Quantitative time management

  • The major program milestones that mark business value drive the project at the highest level.

  • The program milestones come from the business case.

  • Program milestones do not have a probabilistic character.

  • The program logic is found in the detail project schedules. Lower level schedules are in network form, preferably the precedence diagramming method, and tie together the various deliverables of the WBS.

  • The difference between the network schedule and the program mile-stones represents risk.

  • Every network schedule task has not only a specific beginning or ending, but each task also has an "earliest" or "latest" beginning or ending.

Critical path

  • The most common outcome of the schedule network is the identification of the critical path.
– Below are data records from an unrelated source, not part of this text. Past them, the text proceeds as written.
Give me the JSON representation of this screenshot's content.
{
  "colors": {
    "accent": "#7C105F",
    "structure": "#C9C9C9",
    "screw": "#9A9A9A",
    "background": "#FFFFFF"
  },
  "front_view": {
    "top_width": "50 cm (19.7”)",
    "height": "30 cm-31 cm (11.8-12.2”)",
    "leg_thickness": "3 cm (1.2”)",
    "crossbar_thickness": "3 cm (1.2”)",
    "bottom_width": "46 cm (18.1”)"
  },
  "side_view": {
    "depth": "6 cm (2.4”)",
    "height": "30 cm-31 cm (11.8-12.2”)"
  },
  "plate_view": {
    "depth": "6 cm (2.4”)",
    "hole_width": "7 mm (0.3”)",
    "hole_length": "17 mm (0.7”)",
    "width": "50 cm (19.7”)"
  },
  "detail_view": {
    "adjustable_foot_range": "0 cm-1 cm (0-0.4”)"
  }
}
  • The critical path, and in fact there may be more than one through the network, may not be the most important path for purposes of business value or functionality.

  • The critical path establishes the length of the network and therefore sets the overall duration of the project.

  • There is no float or slack along the critical path.

  • The "near-critical path" is one or more paths that are not critical at the outset of the project, but could become critical due to performance differences along paths during the course of the project.

  • The amount of forward-backward path inequality in any path that is the float or slack in the path.

Central Limit Theorem and schedules

  • From the Central Limit Theorem, the distribution of the output mile-stone will be Normal regardless of the distributions of the individual tasks in the network.

  • Given the symmetry of the Normal curve, there is just as likely a possibility that the schedule will underrun (complete early) as overrun (complete late).

Monte Carlo simulation

  • By computer simulation using a Monte Carlo simulation program, the network schedule is "run" or calculated many times, something we cannot usually do in real projects.

  • Outcome: a probability density distribution, with absolute values of outcome value and a vertical dimension scaled to meet the requirement that the sum of all probabilities equals 1.

  • Outcome: a cumulative probability distribution, the so-called "S" curve, again scaled from 0 to 1 to 0 to 100% on the vertical axis and the value outcomes on the horizontal axis.

Architecture weaknesses

  • At every merge point of predecessor tasks, think "shift right" about the schedule.

  • Parallel paths that become correlated by sharing resources stretch the schedule!

  • Another problem common to schedule network architecture is the so-called long task.

Critical chain

  • The tasks on the critical path require statistical distributions to estimate the range of pessimism to optimism, but the median value, the 50% confidence level, should be used.

  • All task activity in the project schedule network that is not on the critical path should be made subordinate to the demands of the critical path.

  • There should be "buffers" built into any path that joins the critical path. A buffer is a task of nonzero duration but has no performance requirement.

  • The project manager must "gather up" the excess pessimism and put it all into a "project buffer" at the end of the network schedule to protect the critical path.